Willkommen zu Hause: Im Home of British Motor Racing., Foto: Sutton
Willkommen zu Hause: Im Home of British Motor Racing., Foto: Sutton

Durch den Wechsel auf die etwas leistungsschwächeren V8-Motoren zu Beginn der Saison haben sich auch die Anforderungen des Silverstone-Kurses an die Autos verändert. In der ersten Hälfte der Runde bis Turn 8 stehen die Triebwerke fast ständig unter Volllast, und die Fahrer bremsen kaum einmal ab. "Bei den Testfahrten Ende April waren wir über eine Runde etwa 1,5 Sekunden schneller als 2005 im Rennen", berichtet Kimi Räikkönen. "Wir erzielen durch die optimierte Aerodynamik aufgrund der kleiner bauenden V8-Motoren sowie durch die nochmals verbesserten Michelin Pneus höhere Kurvengeschwindigkeiten. Dies wirkte sich vor allem in Copse aus. Wir nehmen diesen Rechtsknick am Ende der Start-Ziel-Geraden jetzt voll und müssen dabei sehr präzise einlenken. Damit wird diese Kurve eine interessante Herausforderung."

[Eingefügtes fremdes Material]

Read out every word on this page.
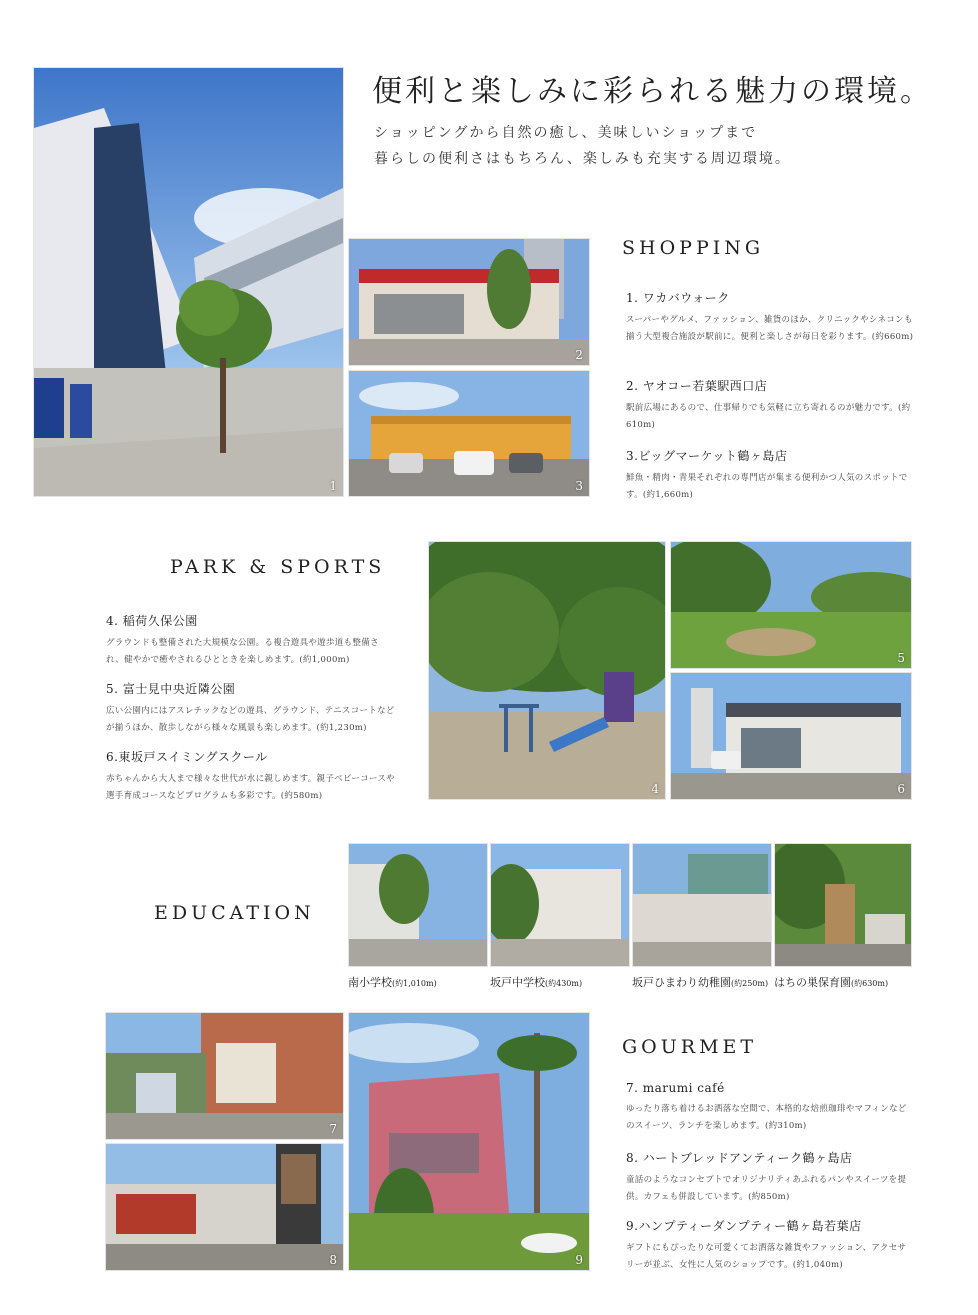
便利と楽しみに彩られる魅力の環境。
ショッピングから自然の癒し、美味しいショップまで
暮らしの便利さはもちろん、楽しみも充実する周辺環境。
1
2
3
SHOPPING
1. ワカバウォーク
スーパーやグルメ、ファッション、雑貨のほか、クリニックやシネコンも揃う大型複合施設が駅前に。便利と楽しさが毎日を彩ります。(約660m)
2. ヤオコー若葉駅西口店
駅前広場にあるので、仕事帰りでも気軽に立ち寄れるのが魅力です。(約610m)
3.ビッグマーケット鶴ヶ島店
鮮魚・精肉・青果それぞれの専門店が集まる便利かつ人気のスポットです。(約1,660m)
PARK & SPORTS
4. 稲荷久保公園
グラウンドも整備された大規模な公園。る複合遊具や遊歩道も整備され、健やかで癒やされるひとときを楽しめます。(約1,000m)
5. 富士見中央近隣公園
広い公園内にはアスレチックなどの遊具、グラウンド、テニスコートなどが揃うほか、散歩しながら様々な風景も楽しめます。(約1,230m)
6.東坂戸スイミングスクール
赤ちゃんから大人まで様々な世代が水に親しめます。親子ベビーコースや選手育成コースなどプログラムも多彩です。(約580m)	4
5
6
EDUCATION
南小学校(約1,010m)	坂戸中学校(約430m)	坂戸ひまわり幼稚園(約250m) はちの巣保育園(約630m)
7
8	9
GOURMET
7. marumi café
ゆったり落ち着けるお洒落な空間で、本格的な焙煎珈琲やマフィンなどのスイーツ、ランチを楽しめます。(約310m)
8. ハートブレッドアンティーク鶴ヶ島店
童話のようなコンセプトでオリジナリティあふれるパンやスイーツを提供。カフェも併設しています。(約850m)
9.ハンプティーダンプティー鶴ヶ島若葉店
ギフトにもぴったりな可愛くてお洒落な雑貨やファッション、アクセサリーが並ぶ、女性に人気のショップです。(約1,040m)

Im zweiten Teil der Strecke dagegen verlangen die zahlreichen langsamen Kurven nach einem Höchstmaß an Traktion und guter Balance auch ohne Hilfe der Aerodynamik. Dadurch ergibt sich, dass die Teams mit recht hohen Abtriebswerten fahren, gleichzeitig aber sehr hohe Geschwindigkeiten erreichen. "Auf den Wagen wirken daher über den Großteil einer Runde hohe Kräfte", erklärt Denis Chevrier. "Dies stellt natürlich auch eine große Herausforderung für die Fahrer dar. Sie müssen ihre Geschwindigkeit und ihren Rhythmus über ein langes und anstrengendes Rennen aufrecht halten."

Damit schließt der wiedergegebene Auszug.